Among the most common errors of judgement that I see from company directors is the failure to carry out regular and detailed reviews of their business continuity arrangements. For most boards, the whole discussion is boring. It becomes even more boring when the discussion has to work its way through identification of critical systems and processes, determination of Minimum Tolerable Periods of Disruption and Recovery Time Objectives, as well as identifying threats and vulnerabilities and estimating likelihoods and impacts of external events that might unacceptably disrupt key processes.
Inactions have consequences. DistributeIT.com.au ceased to exist as an independent business because it hadn’t identified the possible impact of a devastating hack attack: it didn’t have adequate offsite backups for the 4,800 websites it hosted. And that’s what business continuity plans are for: to ensure that, as an organisation, you can survive when something terrible happens. You would have thought that an IT company would understand the importance of backups but, again, my experience is that most organisations never actually think through the circumstances in which they might have to recover from their backups and they are therefore never prepared when disaster strikes.
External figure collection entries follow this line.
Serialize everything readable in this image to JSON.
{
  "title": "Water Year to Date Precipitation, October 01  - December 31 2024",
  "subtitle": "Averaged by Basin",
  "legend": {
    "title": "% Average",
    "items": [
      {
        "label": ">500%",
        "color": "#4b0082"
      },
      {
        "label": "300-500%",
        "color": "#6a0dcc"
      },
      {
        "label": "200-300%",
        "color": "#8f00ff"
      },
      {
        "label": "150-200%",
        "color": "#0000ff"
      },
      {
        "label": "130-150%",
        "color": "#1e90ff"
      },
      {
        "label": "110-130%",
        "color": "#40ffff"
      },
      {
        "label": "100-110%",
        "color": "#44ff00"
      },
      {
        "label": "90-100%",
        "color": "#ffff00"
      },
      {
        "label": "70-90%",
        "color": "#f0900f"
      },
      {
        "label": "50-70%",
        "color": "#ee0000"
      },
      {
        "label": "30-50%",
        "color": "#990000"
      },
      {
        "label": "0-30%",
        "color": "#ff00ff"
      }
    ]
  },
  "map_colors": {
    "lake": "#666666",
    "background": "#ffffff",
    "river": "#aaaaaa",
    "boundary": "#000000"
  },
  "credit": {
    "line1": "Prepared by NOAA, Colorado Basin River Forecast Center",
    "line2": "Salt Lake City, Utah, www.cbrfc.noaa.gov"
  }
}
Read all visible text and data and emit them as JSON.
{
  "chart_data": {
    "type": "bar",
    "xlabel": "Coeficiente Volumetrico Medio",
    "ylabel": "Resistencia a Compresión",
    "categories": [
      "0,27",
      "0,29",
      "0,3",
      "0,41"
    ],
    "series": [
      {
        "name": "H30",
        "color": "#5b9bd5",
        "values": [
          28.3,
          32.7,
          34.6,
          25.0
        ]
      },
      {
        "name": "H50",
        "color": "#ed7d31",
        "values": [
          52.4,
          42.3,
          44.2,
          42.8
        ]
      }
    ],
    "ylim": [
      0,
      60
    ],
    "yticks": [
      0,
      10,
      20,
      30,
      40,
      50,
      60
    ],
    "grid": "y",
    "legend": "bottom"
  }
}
The good news, of course, is that there are internationally recognised standards for business continuity management – BS25999 (shortly to be ISO22301) and ISO/IEC 27031 – and there are Business Continuity Management Toolkits to help you with an BCM implementation – but there is no substitute for directors paying attention to what is going on in the risk world around us, and taking appropriate action to survive the unexpected. Right now, of course, being hacked is one of the more likely things to happen – so there really isn’t an excuse for being caught napping on this one!